During a Sotheby’s evening sale in Hong Kong, a group of five works by Yayoi Kusama sold for $22.9 million, with some of the artist’s highest auction prices ever achieved within the last 20 years. Kusama was among the biggest names anchoring two back-to-back sales of modern and contemporary art, which by the day’s end generated HKD $1.52 billion ($192.8 million) and 11 new artist records.
One of Kusama’s sculptures, Pumpkin (L), an oversized bronze pumpkin produced in 2014, sold for HKD $62.64 million ($7.98 million), setting a new benchmark for a sculpture by the Japanese artist. Another work that captured bidding attention was Kusama’s 2018 piece My Heart is Flying to the Universe, a mirrored box with LED lighting and a face-sized hole cut into its exterior through which viewers can peer in. Although viewers cannot fully enter the piece, the work sold well for HKD $25.9 million ($3.29 million). The piece came from an anonymous seller who originally purchased it from David Zwirner.

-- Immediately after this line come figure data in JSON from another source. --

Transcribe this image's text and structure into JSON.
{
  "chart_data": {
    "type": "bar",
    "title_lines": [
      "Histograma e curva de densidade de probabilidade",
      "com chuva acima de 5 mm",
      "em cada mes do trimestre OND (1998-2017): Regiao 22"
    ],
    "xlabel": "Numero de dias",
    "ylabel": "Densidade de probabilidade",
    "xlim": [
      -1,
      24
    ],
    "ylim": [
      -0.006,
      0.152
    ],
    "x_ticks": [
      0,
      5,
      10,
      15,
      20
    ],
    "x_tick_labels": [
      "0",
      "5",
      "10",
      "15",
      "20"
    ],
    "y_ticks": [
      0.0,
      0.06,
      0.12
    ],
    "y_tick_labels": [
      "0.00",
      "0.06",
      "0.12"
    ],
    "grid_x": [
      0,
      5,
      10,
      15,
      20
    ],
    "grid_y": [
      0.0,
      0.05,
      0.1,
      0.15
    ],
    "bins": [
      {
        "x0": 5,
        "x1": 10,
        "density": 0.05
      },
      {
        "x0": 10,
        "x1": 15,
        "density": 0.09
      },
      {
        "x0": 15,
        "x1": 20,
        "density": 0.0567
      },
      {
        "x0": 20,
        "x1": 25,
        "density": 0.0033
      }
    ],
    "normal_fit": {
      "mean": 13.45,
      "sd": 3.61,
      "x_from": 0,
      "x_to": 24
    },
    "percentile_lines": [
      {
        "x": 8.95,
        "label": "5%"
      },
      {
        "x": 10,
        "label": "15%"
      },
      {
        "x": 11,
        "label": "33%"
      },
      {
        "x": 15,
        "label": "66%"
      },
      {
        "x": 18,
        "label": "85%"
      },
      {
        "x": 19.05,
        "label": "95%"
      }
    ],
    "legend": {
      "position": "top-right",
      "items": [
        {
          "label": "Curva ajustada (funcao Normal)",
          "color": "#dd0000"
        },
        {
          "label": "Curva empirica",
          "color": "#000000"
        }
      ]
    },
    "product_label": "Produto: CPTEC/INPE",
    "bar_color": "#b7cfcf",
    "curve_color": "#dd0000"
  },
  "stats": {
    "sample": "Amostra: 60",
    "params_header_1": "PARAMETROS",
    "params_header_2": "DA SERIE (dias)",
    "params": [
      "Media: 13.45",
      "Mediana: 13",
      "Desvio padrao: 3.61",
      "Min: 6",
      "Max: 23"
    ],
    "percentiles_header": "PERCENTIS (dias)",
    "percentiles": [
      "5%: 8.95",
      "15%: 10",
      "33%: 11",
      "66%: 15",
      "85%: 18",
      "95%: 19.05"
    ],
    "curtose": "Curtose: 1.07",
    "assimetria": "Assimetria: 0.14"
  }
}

The high prices for Yayoi Kusama’s work sold during the auction paint a clearer picture of the Hong Kong market’s current state than the data from the 2022 edition of the UBS Art Basel Report, which was released earlier this week. The market in Asia has been ailing, with China’s strength hindered by a protracted period of restrictive Covid policies that only just recently loosened. Sales in the region were down 14 percent, at $11.2 billion, its lowest figure since 2009.
Yayoi Kusama, now 94, has reached a new level of popularity on the market. In 2020, writer Greg Allen likened her cult status to something like a “Kusama-industrial-complex” within the gallery and museum world. She is currently the subject of a retrospective at the M+ museum and a widely publicized campaign by Louis Vuitton. Kusama’s current auction record is $10.9 million, set by an “Infinity Nets” painting sold in 2022 at Phillips.